Question

Question: If $G$ is a nilpotent group (see Exercise 13 of Section 9.3), prove that $G$ has this property: If $m$ divides $\left|G\right|$, then $G$ has a subgroup of order $m$ .[You may assume Exercise 22.]

Short answer

It is proved that,- $G$ has a subgroup of order$m$.

Step-by-step solution

Prove G has a subgroup of order m

Given that G is a nilpotent group.

By definition, it is isomorphic to the direct product of its Sylow p-subgroups for the prime p that divides $\left|G\right|$.

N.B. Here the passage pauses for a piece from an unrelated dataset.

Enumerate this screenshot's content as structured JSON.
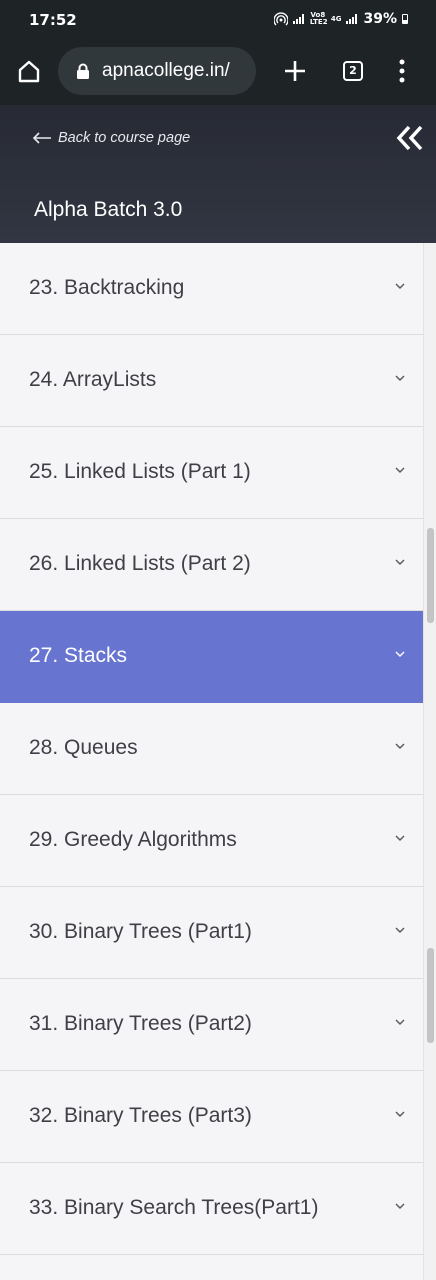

Let $m=\prod _{i=1}^k{p}_i^{a_i}$be a divisor of $\left|G\right|$and suppose the order of the Sylow $p_i$-subgroup $G\left(p_i\right)$is $p_i^{{\beta }_i}$ with ${\alpha }_i\le {\beta }_i$.

By multiple application of exercise 22, we have a subgroup $H_i$of order $p_i^{{\alpha }_i}$in $G\left(p_i\right)$

We then have that $\prod _{i=1}^k{H}_i$ is a subgroup of $\prod _{i=1}^{k}G\left(p_i\right)$of order $m$, which is associated by the isomorphism $G\cong \prod _{i=1}^{k}G\left(p_i\right)$to a subgroup of $G$of order $m$.

Hence, $G$has a subgroup of order $m$.